Bulabek’s beating is not an isolated case.
“Some of the people... are repeating the mistakes of Khartoum,” said Deng Athuai, chairman of South Sudan's Civil Rights Alliance, who was also kidnapped and beaten for days by men who asked who was paying him to “cause trouble”.
Prior to the attack, Athuai had publically called for the naming of 75 government officials accused by President Salva Kiir of gross corruption and stealing $4 billion (3 billion euros) from the oil-rich but impoverished nation.
After days of beating, he was released -- hooded and gagged -- only after the kidnappers fled as they drove him out into the remote bush and came across an army patrol.
But the threats against the alliance continued.
News editors were summoned to the feared national security headquarters and ordered not to mention the stolen $4 billion.
“We knew the consequences of non-compliance”, said one editor, adding that journalists were terrified after security forces began to make home visits.
“They come at night, pick you up and you can be beaten or perhaps end up dead,” the editor said. “The army can be used by anyone who has money.”
In December, journalist and political commentator Isaiah Abraham was dragged from his house at night and shot in the face after receiving threats from a caller who “didn’t like his articles”, said his brother William.

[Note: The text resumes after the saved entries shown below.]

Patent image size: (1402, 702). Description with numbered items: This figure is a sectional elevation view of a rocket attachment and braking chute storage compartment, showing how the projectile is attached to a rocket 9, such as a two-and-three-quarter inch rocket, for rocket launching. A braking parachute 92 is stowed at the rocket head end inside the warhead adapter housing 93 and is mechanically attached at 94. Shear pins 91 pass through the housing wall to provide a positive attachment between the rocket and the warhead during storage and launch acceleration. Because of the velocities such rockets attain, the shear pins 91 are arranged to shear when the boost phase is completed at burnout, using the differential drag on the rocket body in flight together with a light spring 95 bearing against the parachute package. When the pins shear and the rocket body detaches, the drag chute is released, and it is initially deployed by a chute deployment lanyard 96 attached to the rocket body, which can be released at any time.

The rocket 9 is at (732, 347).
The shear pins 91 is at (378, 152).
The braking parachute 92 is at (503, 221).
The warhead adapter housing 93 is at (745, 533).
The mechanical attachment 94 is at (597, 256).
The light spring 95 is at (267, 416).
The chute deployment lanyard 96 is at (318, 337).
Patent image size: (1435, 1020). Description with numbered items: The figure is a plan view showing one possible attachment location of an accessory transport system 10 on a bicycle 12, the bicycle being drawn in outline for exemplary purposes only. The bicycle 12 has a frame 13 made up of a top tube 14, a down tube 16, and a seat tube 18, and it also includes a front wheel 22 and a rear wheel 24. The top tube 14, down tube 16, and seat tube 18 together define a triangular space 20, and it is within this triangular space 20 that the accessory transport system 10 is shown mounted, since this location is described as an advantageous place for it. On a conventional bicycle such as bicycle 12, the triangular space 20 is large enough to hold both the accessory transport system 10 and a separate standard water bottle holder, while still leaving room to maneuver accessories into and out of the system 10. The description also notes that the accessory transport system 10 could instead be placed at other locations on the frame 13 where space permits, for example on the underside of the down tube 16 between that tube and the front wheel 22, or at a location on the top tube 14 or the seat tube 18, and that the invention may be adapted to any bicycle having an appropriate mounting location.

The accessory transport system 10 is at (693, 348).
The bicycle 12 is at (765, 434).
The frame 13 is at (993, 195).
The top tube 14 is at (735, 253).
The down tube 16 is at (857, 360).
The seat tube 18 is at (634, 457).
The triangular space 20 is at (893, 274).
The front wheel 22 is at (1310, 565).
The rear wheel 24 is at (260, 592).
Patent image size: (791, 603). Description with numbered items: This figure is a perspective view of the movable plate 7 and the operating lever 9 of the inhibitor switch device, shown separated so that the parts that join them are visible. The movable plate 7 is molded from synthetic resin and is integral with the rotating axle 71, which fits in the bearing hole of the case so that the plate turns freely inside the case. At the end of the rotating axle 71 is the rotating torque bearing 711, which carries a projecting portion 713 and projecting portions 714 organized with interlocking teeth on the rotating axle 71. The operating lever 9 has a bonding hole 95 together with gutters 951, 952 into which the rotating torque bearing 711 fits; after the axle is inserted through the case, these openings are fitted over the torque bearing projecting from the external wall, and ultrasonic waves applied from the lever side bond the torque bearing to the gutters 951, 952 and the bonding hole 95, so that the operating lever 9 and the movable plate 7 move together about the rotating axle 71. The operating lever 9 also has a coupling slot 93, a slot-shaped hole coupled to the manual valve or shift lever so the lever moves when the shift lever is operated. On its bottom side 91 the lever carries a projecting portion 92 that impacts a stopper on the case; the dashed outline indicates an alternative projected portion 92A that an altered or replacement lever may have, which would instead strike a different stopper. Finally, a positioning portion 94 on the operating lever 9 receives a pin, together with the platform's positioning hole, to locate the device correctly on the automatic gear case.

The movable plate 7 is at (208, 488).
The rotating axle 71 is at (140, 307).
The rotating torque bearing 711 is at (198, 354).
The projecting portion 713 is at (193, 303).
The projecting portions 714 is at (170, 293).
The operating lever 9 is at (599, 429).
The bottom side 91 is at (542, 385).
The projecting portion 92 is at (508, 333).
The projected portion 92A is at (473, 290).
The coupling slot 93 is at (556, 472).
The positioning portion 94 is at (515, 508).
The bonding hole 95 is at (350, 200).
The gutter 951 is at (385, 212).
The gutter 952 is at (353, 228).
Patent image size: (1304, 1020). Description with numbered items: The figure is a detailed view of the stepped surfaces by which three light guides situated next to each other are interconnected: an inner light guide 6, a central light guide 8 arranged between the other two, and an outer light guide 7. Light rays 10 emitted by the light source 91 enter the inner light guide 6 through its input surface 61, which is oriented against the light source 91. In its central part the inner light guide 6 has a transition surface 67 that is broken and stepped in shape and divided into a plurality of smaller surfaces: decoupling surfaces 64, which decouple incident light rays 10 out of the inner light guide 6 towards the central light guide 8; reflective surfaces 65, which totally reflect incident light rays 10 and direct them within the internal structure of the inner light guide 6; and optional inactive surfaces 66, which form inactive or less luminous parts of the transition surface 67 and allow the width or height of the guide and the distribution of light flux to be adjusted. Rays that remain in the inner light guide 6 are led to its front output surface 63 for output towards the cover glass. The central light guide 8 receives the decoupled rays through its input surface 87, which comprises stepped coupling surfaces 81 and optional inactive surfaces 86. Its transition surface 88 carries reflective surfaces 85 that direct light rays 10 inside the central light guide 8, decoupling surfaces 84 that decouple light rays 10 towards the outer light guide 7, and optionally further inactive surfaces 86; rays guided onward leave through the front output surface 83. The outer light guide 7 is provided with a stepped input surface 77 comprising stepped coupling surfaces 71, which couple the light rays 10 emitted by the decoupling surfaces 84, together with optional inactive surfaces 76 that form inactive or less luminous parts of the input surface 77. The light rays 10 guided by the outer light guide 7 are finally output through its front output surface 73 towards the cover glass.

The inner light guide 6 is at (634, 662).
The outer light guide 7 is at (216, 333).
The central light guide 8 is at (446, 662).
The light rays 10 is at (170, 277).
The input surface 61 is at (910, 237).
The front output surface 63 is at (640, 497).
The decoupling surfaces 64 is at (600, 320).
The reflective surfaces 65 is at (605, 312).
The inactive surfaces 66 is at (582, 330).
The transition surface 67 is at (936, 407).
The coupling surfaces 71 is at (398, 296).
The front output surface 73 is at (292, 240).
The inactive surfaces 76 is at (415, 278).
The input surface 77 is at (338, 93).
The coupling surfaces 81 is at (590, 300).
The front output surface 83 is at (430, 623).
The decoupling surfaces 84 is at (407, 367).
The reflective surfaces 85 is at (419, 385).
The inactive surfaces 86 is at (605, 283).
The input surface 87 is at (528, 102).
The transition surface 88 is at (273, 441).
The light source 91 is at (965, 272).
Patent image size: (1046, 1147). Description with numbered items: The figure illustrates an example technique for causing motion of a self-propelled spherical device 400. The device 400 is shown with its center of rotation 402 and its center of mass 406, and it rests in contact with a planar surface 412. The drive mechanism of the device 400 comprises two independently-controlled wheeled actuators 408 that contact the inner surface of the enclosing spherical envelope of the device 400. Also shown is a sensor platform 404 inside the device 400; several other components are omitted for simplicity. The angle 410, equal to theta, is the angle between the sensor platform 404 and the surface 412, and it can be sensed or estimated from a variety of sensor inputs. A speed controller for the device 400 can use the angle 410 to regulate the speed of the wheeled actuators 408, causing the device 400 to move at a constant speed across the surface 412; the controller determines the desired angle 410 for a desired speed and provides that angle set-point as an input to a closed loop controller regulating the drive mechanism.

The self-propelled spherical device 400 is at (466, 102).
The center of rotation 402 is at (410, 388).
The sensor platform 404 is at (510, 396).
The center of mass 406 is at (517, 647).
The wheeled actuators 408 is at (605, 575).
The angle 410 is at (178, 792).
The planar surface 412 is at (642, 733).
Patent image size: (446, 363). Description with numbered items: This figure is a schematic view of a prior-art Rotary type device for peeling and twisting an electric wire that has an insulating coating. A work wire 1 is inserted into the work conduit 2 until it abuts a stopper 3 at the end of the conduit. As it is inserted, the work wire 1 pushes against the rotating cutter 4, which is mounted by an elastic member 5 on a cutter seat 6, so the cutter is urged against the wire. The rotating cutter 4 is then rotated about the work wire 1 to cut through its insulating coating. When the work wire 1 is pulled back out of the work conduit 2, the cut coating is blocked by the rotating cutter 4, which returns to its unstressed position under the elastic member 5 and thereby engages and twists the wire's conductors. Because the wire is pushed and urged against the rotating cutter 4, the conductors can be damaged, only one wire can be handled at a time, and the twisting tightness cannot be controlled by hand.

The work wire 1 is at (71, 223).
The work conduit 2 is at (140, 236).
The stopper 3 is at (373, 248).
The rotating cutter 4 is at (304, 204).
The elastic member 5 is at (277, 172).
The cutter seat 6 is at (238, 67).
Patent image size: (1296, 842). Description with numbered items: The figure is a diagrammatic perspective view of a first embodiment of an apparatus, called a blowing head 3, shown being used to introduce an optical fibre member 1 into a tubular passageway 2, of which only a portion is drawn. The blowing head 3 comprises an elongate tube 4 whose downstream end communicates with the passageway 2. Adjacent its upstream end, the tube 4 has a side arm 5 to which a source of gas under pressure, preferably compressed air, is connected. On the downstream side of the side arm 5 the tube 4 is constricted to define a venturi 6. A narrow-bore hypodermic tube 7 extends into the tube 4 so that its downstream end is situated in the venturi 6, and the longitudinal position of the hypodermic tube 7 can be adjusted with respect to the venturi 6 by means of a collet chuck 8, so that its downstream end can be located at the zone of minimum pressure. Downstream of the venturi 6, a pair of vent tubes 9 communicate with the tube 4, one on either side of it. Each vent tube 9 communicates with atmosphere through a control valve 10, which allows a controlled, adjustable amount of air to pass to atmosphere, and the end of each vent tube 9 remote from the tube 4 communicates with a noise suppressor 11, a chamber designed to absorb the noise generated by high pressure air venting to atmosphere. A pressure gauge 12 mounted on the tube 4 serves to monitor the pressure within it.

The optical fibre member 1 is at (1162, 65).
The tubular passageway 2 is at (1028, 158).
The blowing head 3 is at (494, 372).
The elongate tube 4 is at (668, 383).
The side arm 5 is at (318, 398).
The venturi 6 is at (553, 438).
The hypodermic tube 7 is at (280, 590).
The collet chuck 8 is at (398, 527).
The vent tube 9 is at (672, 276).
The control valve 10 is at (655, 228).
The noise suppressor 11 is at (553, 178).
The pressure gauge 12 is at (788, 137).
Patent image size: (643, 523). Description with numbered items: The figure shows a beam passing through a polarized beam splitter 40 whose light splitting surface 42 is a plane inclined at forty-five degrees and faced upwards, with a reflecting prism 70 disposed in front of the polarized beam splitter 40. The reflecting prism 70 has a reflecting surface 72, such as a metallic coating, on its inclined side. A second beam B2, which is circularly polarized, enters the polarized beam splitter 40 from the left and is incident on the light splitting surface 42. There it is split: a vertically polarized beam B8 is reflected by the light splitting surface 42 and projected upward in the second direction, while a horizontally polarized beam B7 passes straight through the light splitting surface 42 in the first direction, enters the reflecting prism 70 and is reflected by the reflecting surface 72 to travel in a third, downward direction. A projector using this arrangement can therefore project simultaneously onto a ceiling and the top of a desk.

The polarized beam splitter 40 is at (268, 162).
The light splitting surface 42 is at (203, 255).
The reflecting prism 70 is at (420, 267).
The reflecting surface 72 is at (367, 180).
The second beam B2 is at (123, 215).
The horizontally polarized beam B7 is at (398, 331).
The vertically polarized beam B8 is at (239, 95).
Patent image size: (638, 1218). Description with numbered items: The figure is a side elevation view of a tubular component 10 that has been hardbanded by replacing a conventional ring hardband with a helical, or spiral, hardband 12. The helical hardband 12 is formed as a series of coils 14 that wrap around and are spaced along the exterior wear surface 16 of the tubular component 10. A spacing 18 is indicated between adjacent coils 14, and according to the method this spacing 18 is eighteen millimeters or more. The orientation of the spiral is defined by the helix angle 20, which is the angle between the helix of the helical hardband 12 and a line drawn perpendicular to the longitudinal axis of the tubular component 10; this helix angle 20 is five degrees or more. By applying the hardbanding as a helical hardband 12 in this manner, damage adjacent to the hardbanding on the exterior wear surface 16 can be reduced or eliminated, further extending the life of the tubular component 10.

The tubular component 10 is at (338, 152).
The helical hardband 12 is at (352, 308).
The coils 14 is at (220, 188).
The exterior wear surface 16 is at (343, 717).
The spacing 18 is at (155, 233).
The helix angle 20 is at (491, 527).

Another activist, John Penn de Ngong, found a bundle of bones with a bullet inside on his bed as a grim warning.
Equating dissent with treason
While officials brush off attacks as “rogue forces”, academic and undersecretary of culture Jok Madut Jok warns that the security forces are “the source of insecurity across the nation”.
“Uniformed men... have done more violence against civilians in the post-war era than any other sector of the population,” Jok wrote in a January report.
Security forces who beat up Jok last year as they waited for President Kiir at an upcountry airport were not punished, while ministers say that even the children of the highest levels of government have been beaten and tortured.
“If the government that I work in is not able to apprehend my colleagues who work in the same government who injured me, when do we expect it to change?” asked Jok.
Security forces also killed at least 11 unarmed protesters and injured 60 more in the western town of Wau in December, where video footage showed the demonstrators waving only small branches known as “peace sticks” as the troops opened fire.
Five journalists in Wau were arrested after the release of the video, officially because they failed to cover the presidential Christmas speech.
Since then the authorities have arrested “scores of people deemed to be opposed to the policies of the state government”, Amnesty International has warned.
Officials say that South Sudan is still struggling with the fallout from long years of civil war.
“It’s not in our nature to be intolerant, it's a legacy of the war,” said deputy information minister Atem Yaak Atem, who ran the rebels’ bush radio station during the war, where he saw how Khartoum used information as a weapon.
“Expressing freedom the way it is done in the West is not easy,” and it will take time for the rebel movement-turned-government to accept criticism, Atem added.
But others are more critical, including Mabior de Garang, the son of South Sudan's first president and former rebel commander John Garang, who died in 2005.
“These are people who equate dissent with treason... instead of using criticism to reform, they take it as lack of patriotism,” said Mabior de Garang, who said he has received several beatings for “social activism”.
After years of bloody civil war, it is perhaps not surprising that the reality of independence might fall short of expectations.
But despite the harsh shock that activists have faced, their dream of a better future remains alight.
“This is our country,” said Bulabek. “If there is something that's not going well, we should try our best.”